In an interview with CNN, NASA administrator Charles Bolden suggested that NASA stretched out the shuttle program far longer than it should have. “It was time for the shuttle to go a long time ago, in deference to a vehicle that was going to take humans to the Moon,” he said, suggesting that the Challenger accident 25 years ago forced NASA “to stick with the shuttle and break off our exploration dreams for a while.” He also criticized the situation that has developed over the last several years, with a gap of several years between the impending retirement of the shuttle and a replacement system to carry US astronauts to orbit. “What is not acceptable is the fact that the most powerful nation in the world, the United States of America, finds itself in a situation that we didn’t do the proper planning to have a vehicle in place to replace shuttle when it lands its last landing in June,” he said.
(He added that we now have the opportunity “to pick up where we left off, pre-Challenger” and resume plans for human exploration beyond Earth orbit, adding that the president told NASA to put people on Mars “by 2030?. Actually, in his April 15, 2010, speech at KSC, President Obama set no specific deadline for landing humans on Mars, instead saying that by the mid-2030s humans could orbit Mars, and “a landing on Mars will follow”.)

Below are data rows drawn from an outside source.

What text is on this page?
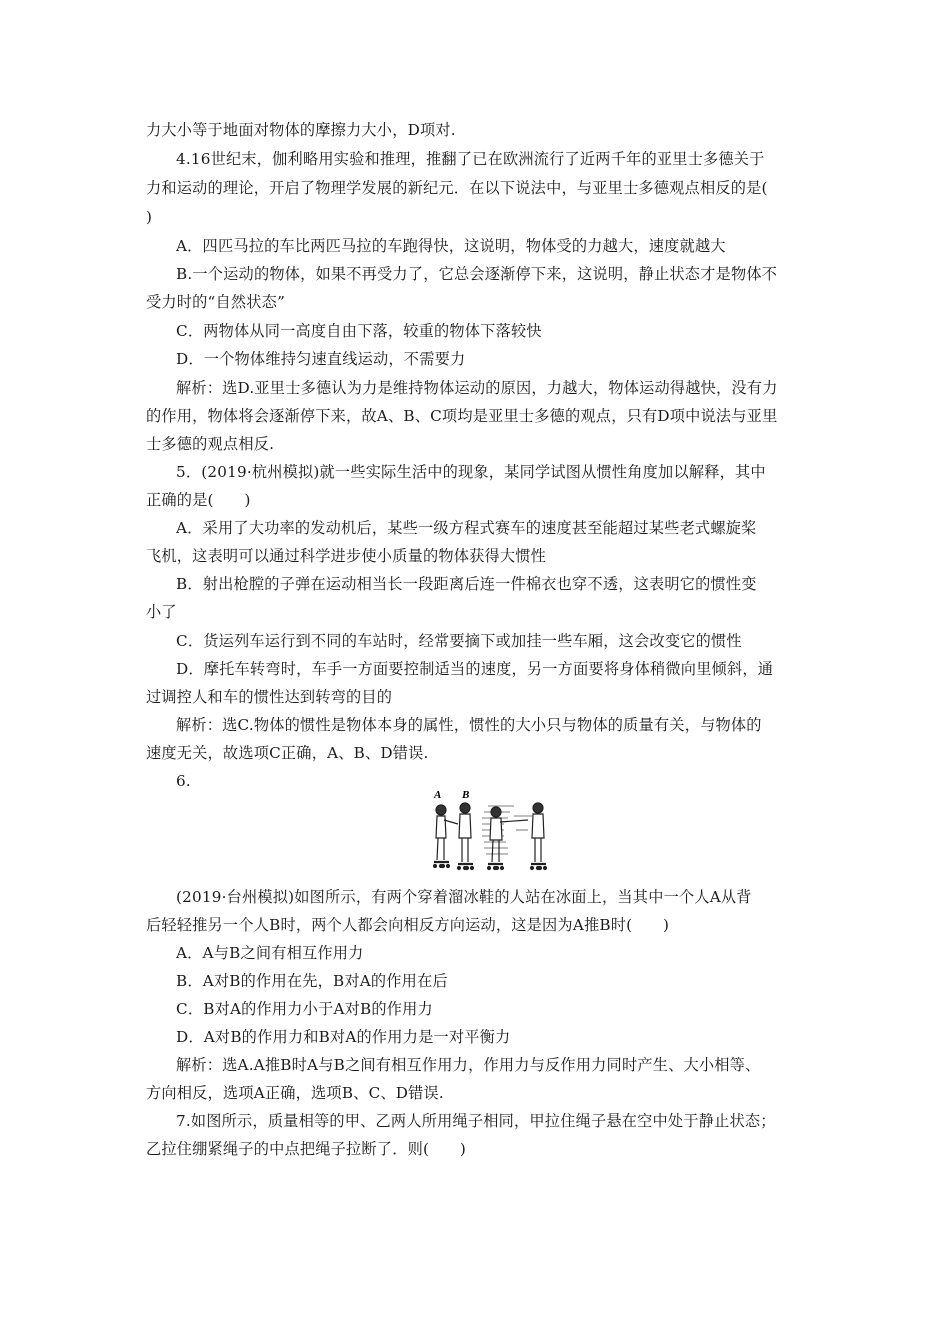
力大小等于地面对物体的摩擦力大小，D项对.
4.16世纪末，伽利略用实验和推理，推翻了已在欧洲流行了近两千年的亚里士多德关于
力和运动的理论，开启了物理学发展的新纪元．在以下说法中，与亚里士多德观点相反的是(
)
A．四匹马拉的车比两匹马拉的车跑得快，这说明，物体受的力越大，速度就越大
B.一个运动的物体，如果不再受力了，它总会逐渐停下来，这说明，静止状态才是物体不
受力时的“自然状态”
C．两物体从同一高度自由下落，较重的物体下落较快
D．一个物体维持匀速直线运动，不需要力
解析：选D.亚里士多德认为力是维持物体运动的原因，力越大，物体运动得越快，没有力
的作用，物体将会逐渐停下来，故A、B、C项均是亚里士多德的观点，只有D项中说法与亚里
士多德的观点相反.
5．(2019·杭州模拟)就一些实际生活中的现象，某同学试图从惯性角度加以解释，其中
正确的是(　　)
A．采用了大功率的发动机后，某些一级方程式赛车的速度甚至能超过某些老式螺旋桨
飞机，这表明可以通过科学进步使小质量的物体获得大惯性
B．射出枪膛的子弹在运动相当长一段距离后连一件棉衣也穿不透，这表明它的惯性变
小了
C．货运列车运行到不同的车站时，经常要摘下或加挂一些车厢，这会改变它的惯性
D．摩托车转弯时，车手一方面要控制适当的速度，另一方面要将身体稍微向里倾斜，通
过调控人和车的惯性达到转弯的目的
解析：选C.物体的惯性是物体本身的属性，惯性的大小只与物体的质量有关，与物体的
速度无关，故选项C正确，A、B、D错误.
6.
A B
(2019·台州模拟)如图所示，有两个穿着溜冰鞋的人站在冰面上，当其中一个人A从背
后轻轻推另一个人B时，两个人都会向相反方向运动，这是因为A推B时(　　)
A．A与B之间有相互作用力
B．A对B的作用在先，B对A的作用在后
C．B对A的作用力小于A对B的作用力
D．A对B的作用力和B对A的作用力是一对平衡力
解析：选A.A推B时A与B之间有相互作用力，作用力与反作用力同时产生、大小相等、
方向相反，选项A正确，选项B、C、D错误.
7.如图所示，质量相等的甲、乙两人所用绳子相同，甲拉住绳子悬在空中处于静止状态；
乙拉住绷紧绳子的中点把绳子拉断了．则(　　)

In the near term, though, there’s the issue of flying out the remaining shuttle flights, including STS-135, the mission added in last year’s authorization bill intended in part to reduce, albeit only incrementally, the post-shuttle gap. Without a FY11 budget, though, there’s the question of whether NASA will be able to afford that additional flight. Bolden, in his CNN interview, said it likely would. “We are budgeted for 135 and unless something disastrous happens, it’s our intent to fly it,” he said. Shuttle managers are also confident the money will be there. “We have a plan in place to shuffle the money around and fund the flight, STS-135,” said shuttle launch integration Mike Moses, the Orlando Sentinel reports, adding that “we’ve gotten the letter from headquarters saying we’ll be able to fly STS-135 regardless of what happens in the next budget.”

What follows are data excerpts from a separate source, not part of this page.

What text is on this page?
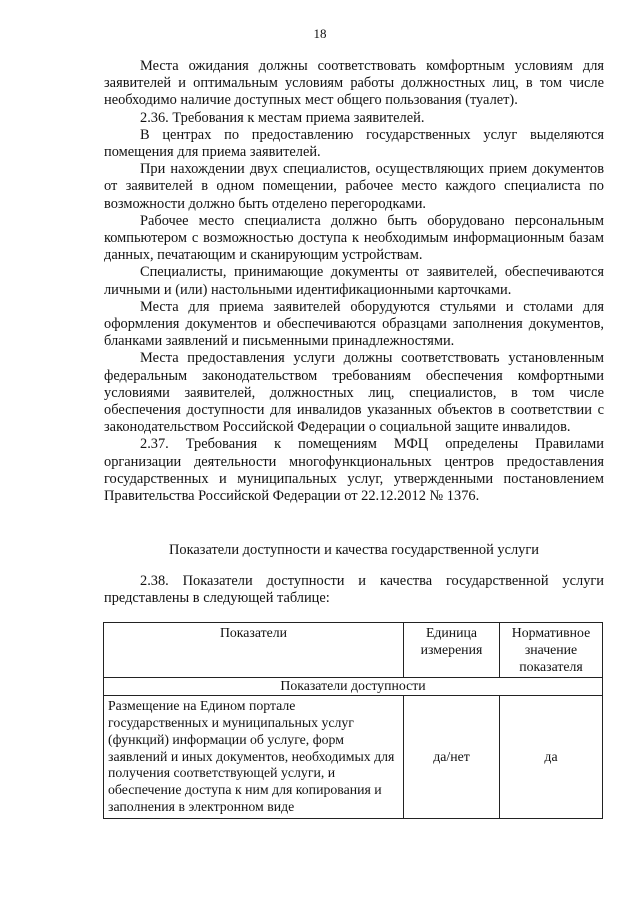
18

Места ожидания должны соответствовать комфортным условиям для заявителей и оптимальным условиям работы должностных лиц, в том числе необходимо наличие доступных мест общего пользования (туалет).

2.36. Требования к местам приема заявителей.

В центрах по предоставлению государственных услуг выделяются помещения для приема заявителей.

При нахождении двух специалистов, осуществляющих прием документов от заявителей в одном помещении, рабочее место каждого специалиста по возможности должно быть отделено перегородками.

Рабочее место специалиста должно быть оборудовано персональным компьютером с возможностью доступа к необходимым информационным базам данных, печатающим и сканирующим устройствам.

Специалисты, принимающие документы от заявителей, обеспечиваются личными и (или) настольными идентификационными карточками.

Места для приема заявителей оборудуются стульями и столами для оформления документов и обеспечиваются образцами заполнения документов, бланками заявлений и письменными принадлежностями.

Места предоставления услуги должны соответствовать установленным федеральным законодательством требованиям обеспечения комфортными условиями заявителей, должностных лиц, специалистов, в том числе обеспечения доступности для инвалидов указанных объектов в соответствии с законодательством Российской Федерации о социальной защите инвалидов.

2.37. Требования к помещениям МФЦ определены Правилами организации деятельности многофункциональных центров предоставления государственных и муниципальных услуг, утвержденными постановлением Правительства Российской Федерации от 22.12.2012 № 1376.

Показатели доступности и качества государственной услуги

2.38. Показатели доступности и качества государственной услуги представлены в следующей таблице:

Показатели	Единица измерения	Нормативное значение показателя
Показатели доступности		
Размещение на Едином портале государственных и муниципальных услуг (функций) информации об услуге, форм заявлений и иных документов, необходимых для получения соответствующей услуги, и обеспечение доступа к ним для копирования и заполнения в электронном виде	да/нет	да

Less confident, though, is Rep. Pete Olson (R-TX), who told Houston TV station KTRK that “it’s still a fight” over whether NASA gets sufficient funding, suggesting yet again that money be taken from NASA earth sciences programs to pay for the shuttle mission, should it come to that. While the House has passed a continuing resolution (CR) to fund the government through the rest of fiscal year 2011 (cutting NASA’s budget by several hundred million dollars in the process), key senators oppose the bill, raising the odds of a government shutdown when the current CR expires at the end of next week, which could further complicate the agency’s plans.
“We’re optimistic it’s going to be there when we get there,” Chris Ferguson, commander of STS-135, told KTRK. “If it is, fantastic and if it’s not, well it’s the will of taxpayers.”